日経平均が最高値更新も、NECや富士通はAI株高に乗れず 米大手運用会社の動きに注目
要約
日経平均株価が最高値を更新する中、AI関連銘柄として期待されるNECや富士通の株価が伸び悩んでいる。運用総額約470兆円の米キャピタル・グループによる保有姿勢の変化が、市場の選別意識を浮き彫りにした形だ。
日経平均は最高値更新、国内IT大手は蚊帳の外
2026年5月13日、日経平均株価が再び最高値を更新した。世界的なAI(人工知能)関連株の上昇が市場全体を押し上げる中、NECや富士通といった国内IT大手の株価はこの流れに連動していない。AI時代の恩恵を受けるはずの両社が、なぜ取り残されているのかが市場の関心を集めている。
AI関連銘柄への資金流入が加速する局面で、日経平均株価は力強い上昇を見せた。しかし、国内IT大手であるNECと富士通の株価は、この世界的なAI株高の潮流とは異なる動きを示している。両社はいずれも官公庁・企業向けITサービスやDX(デジタルトランスフォーメーション)領域で大きな存在感を持つが、グローバル市場で進むAI投資の波に乗り切れていない状況がうかがえる。
米キャピタル・グループが保有姿勢に変化
注目されるのは、米国の巨大投資運用会社キャピタル・グループの動向である。同社は運用総額3兆ドル(約470兆円)を誇る世界有数の機関投資家だ。2026年に入り、キャピタル・グループはNEC株および富士通株に対する投資判断や保有状況に変化を見せていることが明らかになった。

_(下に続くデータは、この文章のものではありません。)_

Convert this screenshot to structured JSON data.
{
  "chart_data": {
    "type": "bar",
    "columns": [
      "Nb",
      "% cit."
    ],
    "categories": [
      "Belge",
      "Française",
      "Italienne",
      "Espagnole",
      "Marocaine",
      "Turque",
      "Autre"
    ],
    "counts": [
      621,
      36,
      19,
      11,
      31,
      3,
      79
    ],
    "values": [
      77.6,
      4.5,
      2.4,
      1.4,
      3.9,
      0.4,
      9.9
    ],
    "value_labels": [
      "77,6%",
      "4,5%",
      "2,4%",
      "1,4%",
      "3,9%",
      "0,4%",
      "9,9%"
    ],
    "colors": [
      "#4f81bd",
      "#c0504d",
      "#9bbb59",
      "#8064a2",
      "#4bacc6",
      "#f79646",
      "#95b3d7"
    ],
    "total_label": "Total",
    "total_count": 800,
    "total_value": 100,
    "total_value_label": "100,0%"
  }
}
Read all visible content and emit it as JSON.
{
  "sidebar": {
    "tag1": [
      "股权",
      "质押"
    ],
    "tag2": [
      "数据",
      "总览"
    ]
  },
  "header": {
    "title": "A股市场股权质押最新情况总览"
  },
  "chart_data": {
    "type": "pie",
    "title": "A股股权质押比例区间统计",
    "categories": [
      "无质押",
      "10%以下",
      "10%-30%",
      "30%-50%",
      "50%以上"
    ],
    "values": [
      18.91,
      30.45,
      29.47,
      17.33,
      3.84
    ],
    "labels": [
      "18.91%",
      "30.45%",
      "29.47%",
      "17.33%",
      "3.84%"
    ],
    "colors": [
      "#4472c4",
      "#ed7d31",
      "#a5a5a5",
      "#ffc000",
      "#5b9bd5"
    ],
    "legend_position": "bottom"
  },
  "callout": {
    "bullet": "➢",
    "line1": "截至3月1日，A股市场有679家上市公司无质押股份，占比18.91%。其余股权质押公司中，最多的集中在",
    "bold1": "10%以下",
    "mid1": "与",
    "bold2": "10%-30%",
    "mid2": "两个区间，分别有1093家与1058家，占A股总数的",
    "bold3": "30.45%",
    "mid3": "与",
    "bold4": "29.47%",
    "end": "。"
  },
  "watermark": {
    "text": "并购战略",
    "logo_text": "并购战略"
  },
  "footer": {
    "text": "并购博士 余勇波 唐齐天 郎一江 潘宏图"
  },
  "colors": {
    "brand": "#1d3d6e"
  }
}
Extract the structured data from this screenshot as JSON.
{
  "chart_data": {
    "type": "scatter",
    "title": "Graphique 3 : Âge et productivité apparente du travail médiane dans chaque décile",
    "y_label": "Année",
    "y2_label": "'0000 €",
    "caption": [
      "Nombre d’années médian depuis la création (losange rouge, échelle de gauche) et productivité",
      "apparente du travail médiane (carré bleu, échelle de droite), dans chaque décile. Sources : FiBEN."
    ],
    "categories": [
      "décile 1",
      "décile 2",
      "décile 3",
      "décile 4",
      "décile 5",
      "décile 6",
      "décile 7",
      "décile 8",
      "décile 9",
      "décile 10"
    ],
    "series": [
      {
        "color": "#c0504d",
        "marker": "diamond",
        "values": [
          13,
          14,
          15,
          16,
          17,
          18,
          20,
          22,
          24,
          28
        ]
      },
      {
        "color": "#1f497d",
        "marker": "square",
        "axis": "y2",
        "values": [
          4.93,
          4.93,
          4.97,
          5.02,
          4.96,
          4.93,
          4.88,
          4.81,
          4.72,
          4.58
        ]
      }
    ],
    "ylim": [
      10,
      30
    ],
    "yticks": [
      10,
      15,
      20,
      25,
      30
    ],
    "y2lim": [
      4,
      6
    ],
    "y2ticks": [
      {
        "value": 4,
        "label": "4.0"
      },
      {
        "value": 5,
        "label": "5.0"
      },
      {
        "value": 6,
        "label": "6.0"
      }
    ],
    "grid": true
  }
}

具体的にどのような方針転換が行われたかの詳細は明らかになっていないが、これほどの規模を持つ海外運用大手の姿勢の変化は、両社の企業価値や成長性に対する評価が揺らいでいる可能性を示唆するものである。
AI時代の勝者と敗者、選別の目は厳しく
世界的なAIブームの中で、投資マネーはAIインフラを直接支える半導体メーカーやクラウド基盤を持つ巨大テック企業に集中する傾向が強まっている。国内IT大手も和製生成AIの開発やDX需要の取り込みを進めているが、海外投資家の目は厳しさを増している。
NECは官公庁・企業向けITサービスの大手として通信インフラや生体認証技術に強みを持ち、富士通もソリューション事業への転換を進める。しかし、AI時代における国内IT大手の競争力を海外の巨額マネーがどう評価するかは、今後の株価動向を左右する重要な要素となる。日経平均が最高値を更新する華やかな相場の裏で、銘柄間の選別が一段と厳しくなっている実態が浮き彫りとなった。